ゴルフのラウンドのお礼と言う事で由唯から浜中を誘ったのだった。
おでん10種盛りを食べながら「あの日はゴルフ代も出して頂いたうえに、美味しいお肉までご馳走になってありがとうございました。今日は神戸牛というわけにはいきませんが、私にお礼をさせてください」
「あはははは、そんなの気にしないで下さい。誘ったのは僕ですし、あんなに楽しかったのは久しぶりでした。
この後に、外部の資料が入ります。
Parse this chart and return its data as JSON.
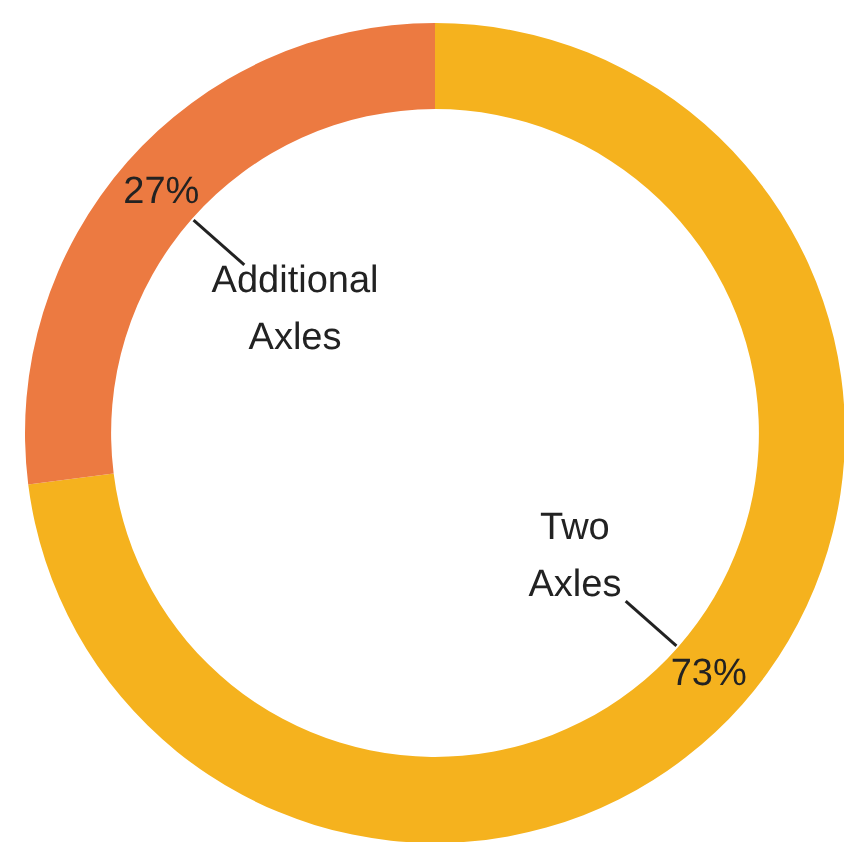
{
  "chart_data": {
    "type": "donut",
    "categories": [
      "Two Axles",
      "Additional Axles"
    ],
    "values": [
      73,
      27
    ],
    "colors": [
      "#f5b21e",
      "#ec7a41"
    ],
    "value_labels": [
      "73%",
      "27%"
    ]
  }
}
僕の方こそお礼を言いたいと思ってました」
ゴルフの時もそうだったが、気遣いのできる優しい人だなと由唯は好感をもった。
「本宮さん、夏木光ちゃんってゴルフが上手い小学生の女の子知ってますか?」
「知ってます! 確か…2月か3月に世界大会で優勝したんでしたっけ?」
「そうなんです。うちのマネジメント契約しているアスリートなんです」
「そうなんですか? すごいですね。いつ契約したんですか? 有名になってからだと難しいんでしょ?」
浜中は5年前に光ちゃんと契約した経緯を話してくれた。
「すぐに現地行って交渉するって行動力すごいですね」
「あの時は直感でピーンときてすぐに交渉に行かなきゃって思いました。この仕事ってこうすれば正解というものがないから難しいんですよね」
「アスリート探しは最初に選手のご両親の事から調べるんですよ。昔、優秀なスポーツ選手だった子供はポテンシャル高い子が多いですし、親の身長や体型なども参考にします。でもまぁ最後は勘なんですけどね 笑笑」
「えー⁉︎ 最後は勘なんですか? あははははは」
「はい、勘です 笑」
「浜中さんのその直感力で探し出した人達が一流アスリートになっていくなんてほんとすごいですね。やりがいのあるお仕事ですね」
「そうですね。一流アスリートに育っていくのをサポートするのは面白いです。でも、全員が一流になれるわけではありません。マネジメント力が問われます。そこがやりがいですね」
話が一段落したタイミングで由唯がトイレに席を立とうとした時、ちょうど由唯のテーブルの横を知ってる顔が通った。
「あれ、かず……神楽部長と中沢本部長!」
「あれ、本宮さん?」
そう言った和希は由唯の顔から奥の席に座ってる浜中の方に目線を向けた。
和希の後ろにいた中沢も気づいた。
「あっ、本宮さん? こんな所で偶然ですね」
和希が何かを喋ろうとしたが中沢が「神楽さん、デートの邪魔したらダメですから行きましょう 笑」と言って和希の背中を押した。
和希と中沢は浜中に会釈をして奥のテーブルへ消えていった。